In recent years, research has focused on the development of intelligent robots that are aware of their environment and begin to link perceptions to the meaning of objects attributed by humans. One way to bridge the gap between robotic and human understanding of their common environment is the concept of affordances, which links the perception of objects to the action of robots.
Allowing a robot to learn object affordances from a human tutor or autonomously requires a representation of what it knows, so that it can reason about what it can learn, how to act so as to learn it, execute those actions and then learn to fill its knowledge gaps.
This work presents a perception system for a cognitive robot, which represents the structure of objects to link perception to robot actions.
To manifest what objects afford to the robot, a model based on piecewise planar surface patches is proposed. Planar patches are detected from tracked interest points in image sequences. For this we formalize model selection with Minimal Description Length (MDL) in an incremental manner. In each iteration tracked planes and new planes computed from randomly sampled interest points are evaluated. The hypotheses that best explain the scene are retained and their supporting points are marked so that in the next iteration random sampling is guided to unexplained points. Hence, it is possible to represent the remaining finer details of the scene.
Planar patches are stored in a spatio-temporal graph and tracked to subsequent images. After reconstruction of the planes the 3D motion is analyzed and initial object hypotheses are created.
These object hypotheses are verified from the robot by pushing them.
In case planar patches start moving independently a split event is triggered, the spatio-temporal object graph is traced back and visible planes as well as occluded planes are assigned to the most probable split object.
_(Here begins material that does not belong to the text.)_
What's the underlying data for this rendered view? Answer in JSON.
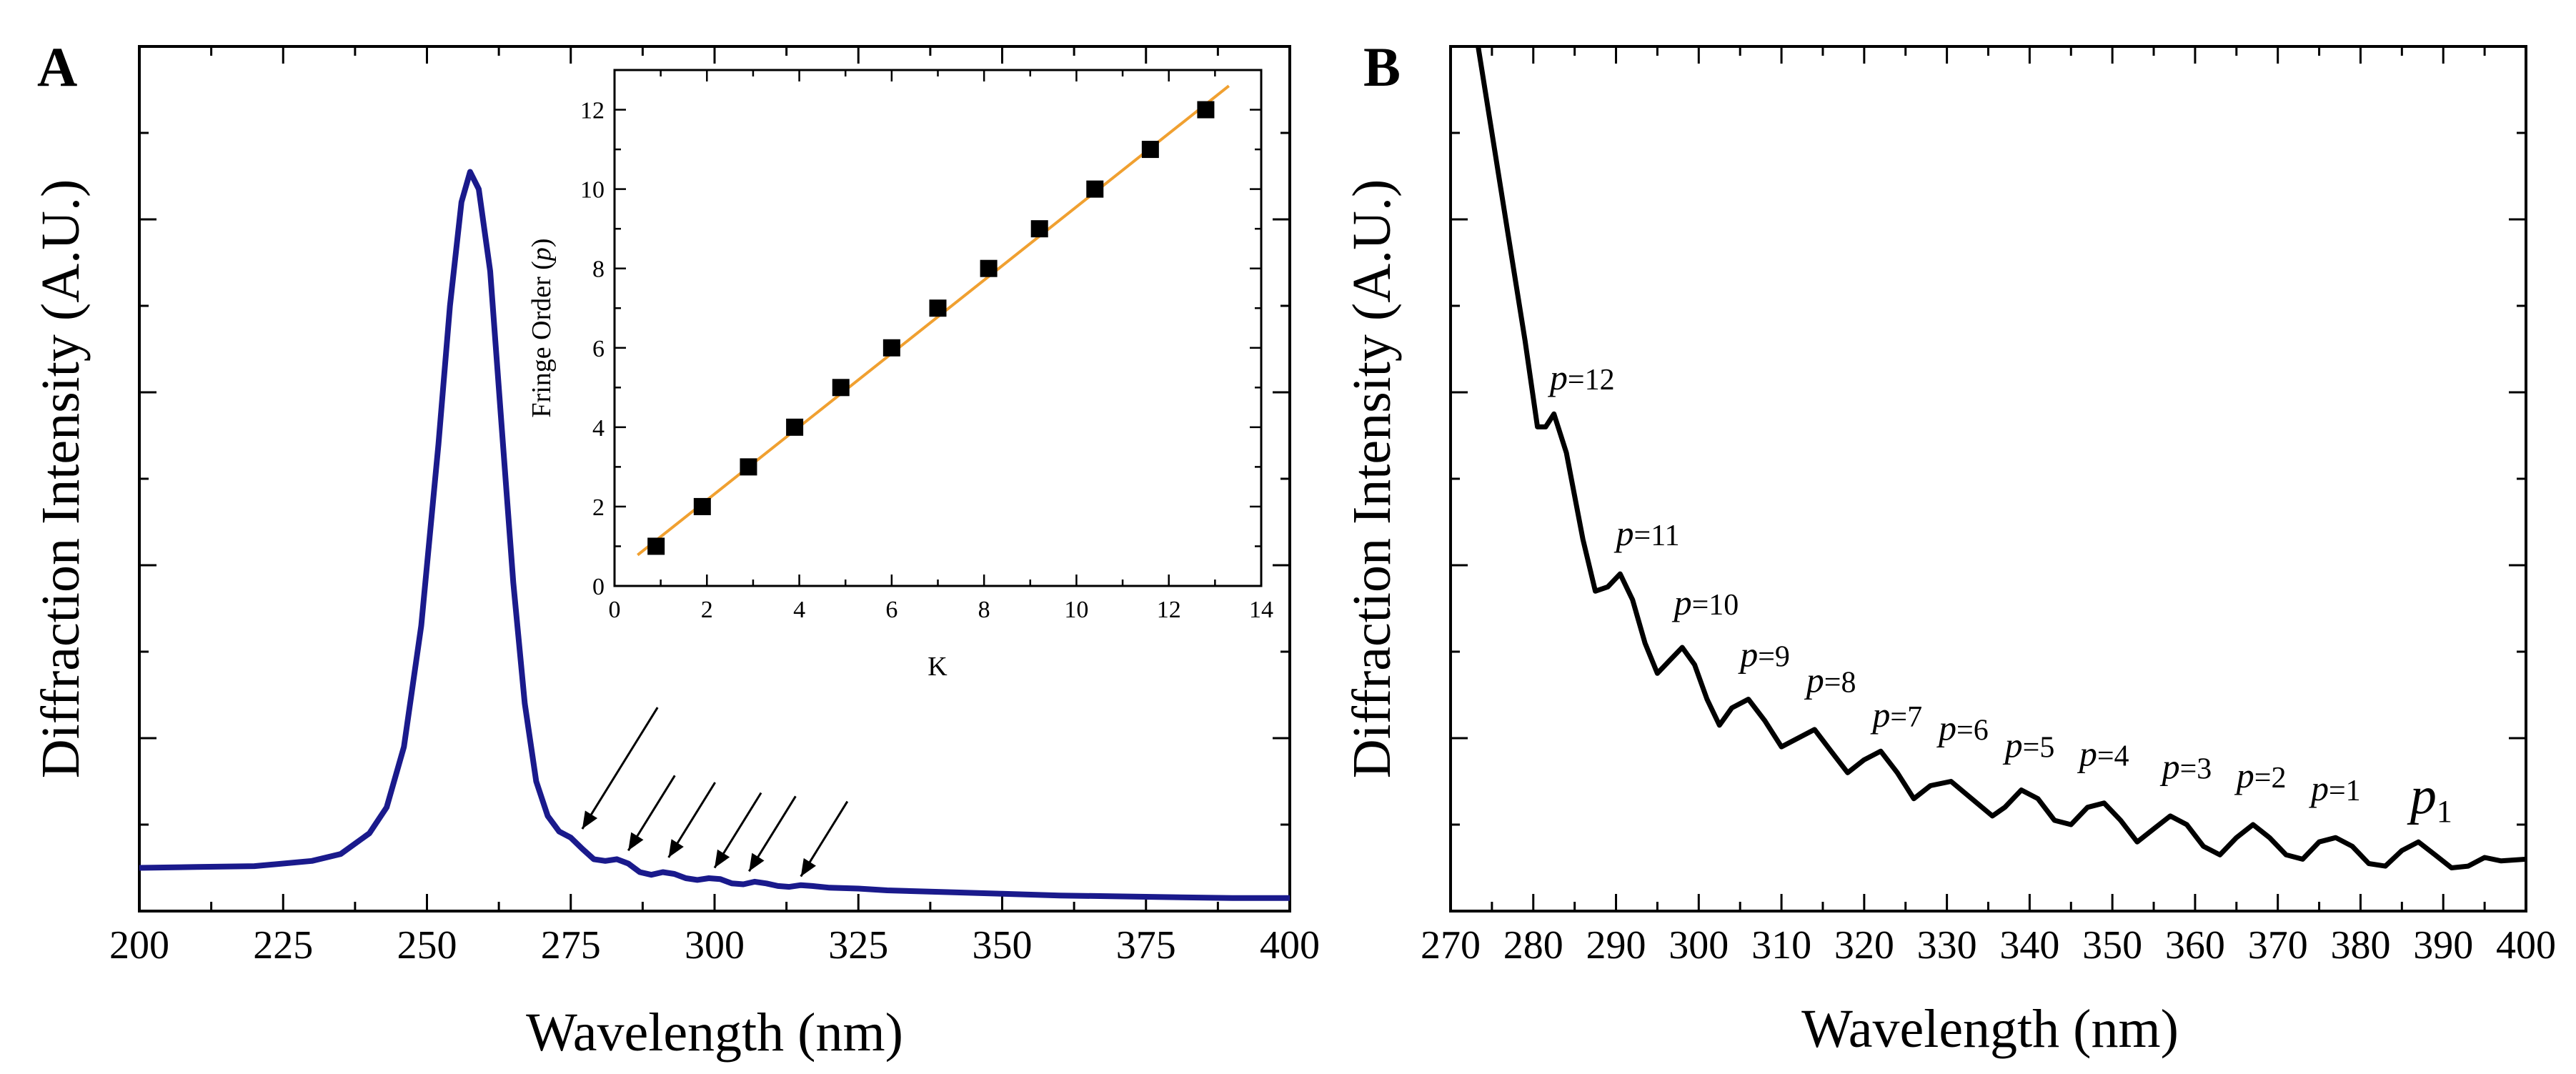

Furthermore, we developed probabilistic measures for observed detection success, predicted detection success and the completeness of learned models where learning is incremental and online. This allows the robot to decide when to add a new keyframe to its view-based object model, and where to look next in order to complete the model, predicting the probability of successful object detection given the model trained so far as well as knowing when to stop learning.
We demonstrate that the proposed planar patches build basic meaningful features, where the robot can start to explore the scene. We further show that through interaction with planar parts the approximate structure of objects can be reconstructed and that the proposed measure for completeness explains what has been seen and where to continue exploration.